To overcome these limitations, the authors propose to fine‑tune a large, pre‑trained text‑to‑audio (TTA) model—Stable Audio Open—on a modest collection of real RIRs. Stable Audio Open has been trained on 7,300 h of diverse audio (speech, music, environmental sounds) and therefore encodes rich acoustic priors. By freezing its T5 text encoder and variational autoencoder (VAE) and updating only the diffusion transformer (DiT) for five epochs, the model adapts its generative capabilities to the RIR domain while preserving the broad audio knowledge acquired during pre‑training.

A major obstacle is the absence of paired text‑RIR data. The authors solve this by exploiting existing image‑RIR datasets (BUT ReverbDB). They run three state‑of‑the‑art visual‑language models (Llama‑3.2‑Vision‑90B, Qwen2.5‑VL‑72B‑Instruct, Molmo2‑8B) on each room image, prompting them to act as acoustic experts and to describe geometry, surface materials, and expected reverberation characteristics. An LLM‑as‑judge (Llama‑3.3‑70B‑Instruct) scores each caption; only images for which at least two VLMs obtain a score > 3 are retained. The highest‑scoring caption is merged with the room’s metadata (volume, RT60, etc.) via another LLM to produce a standardized natural‑language prompt. This pipeline yields 1,736 high‑quality text‑RIR pairs for training.
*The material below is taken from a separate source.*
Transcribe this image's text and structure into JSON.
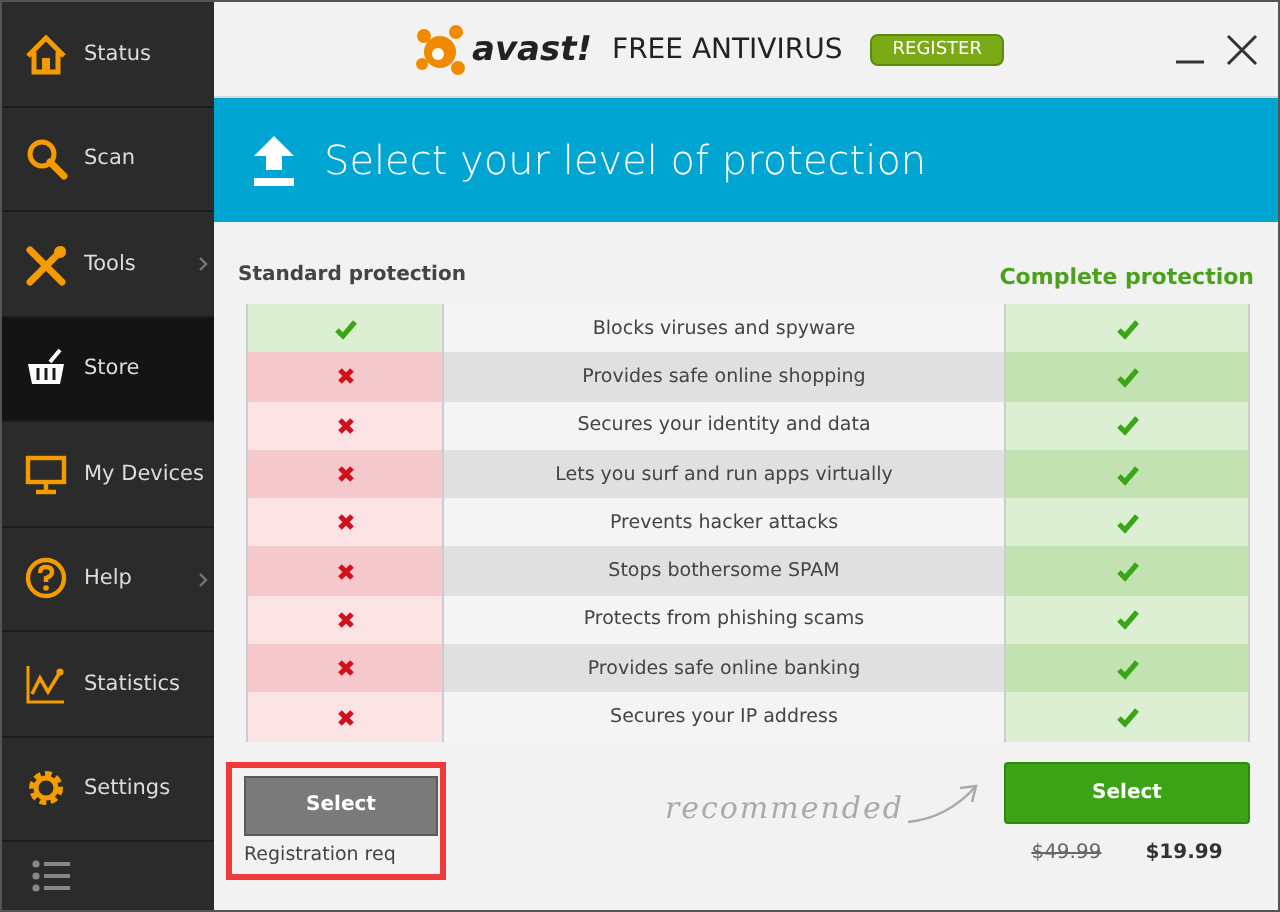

To make the system usable with arbitrary user inputs, the authors introduce an in‑context learning (ICL) module. When a user supplies a free‑form description, a language model receives a system prompt plus five example pairs (raw caption ↔ refined prompt) and generates an intermediate acoustic caption, which is then transformed into the standardized prompt format. Cosine similarity between T5 embeddings of refined prompts and ground‑truth prompts reaches 0.955, far above the 0.744 similarity of raw free‑form text, confirming that ICL aligns user queries with the model’s training distribution.

Experimental evaluation is thorough. Quantitatively, the fine‑tuned model achieves a mean RT60 error of 5.56 % (median –31.73 %) on the test rooms, dramatically outperforming Image2Reverb (≈96 % mean error) and matching the performance reported by PromptReverb despite using roughly 1 % of the training data (1,736 vs. 145,976 samples). Subjectively, a MUSHRA listening test with 17 valid participants rates the proposed model at 55 ± 2.2 (0–100 scale), significantly higher than Image2Reverb variants (≈42–47) and even the low‑pass anchor (51). The hidden reference (ground‑truth RIR) scores 99, indicating a perceptual gap that remains to be closed.

Finally, the authors assess downstream utility by augmenting Librispeech test utterances with generated RIRs and measuring ASR performance using WhisperX. Word error rate (WER) rises only from 0.08 % (ground‑truth) to 0.12 % (generated), a non‑significant difference (p = 0.728). PESQ and STOI scores are slightly higher for generated RIRs, reflecting the model’s tendency to produce less reverberant (i.e., cleaner) speech, consistent with the negative median RT60 error.

In summary, the paper demonstrates that (1) large‑scale generative audio priors can be efficiently transferred to the RIR domain with minimal fine‑tuning, (2) VLM‑driven automatic captioning can create high‑quality text‑RIR pairs without manual annotation, and (3) an ICL‑based prompt refinement enables robust handling of free‑form user queries. The approach achieves data‑efficiency, competitive acoustic accuracy, and practical usefulness for speech‑technology pipelines. Future work may explore fine‑tuning the frozen encoder and VAE for finer acoustic control, expanding evaluation to a broader variety of room sizes and shapes, and hybridizing the generative model with physics‑based simulators to capture extreme reverberation scenarios.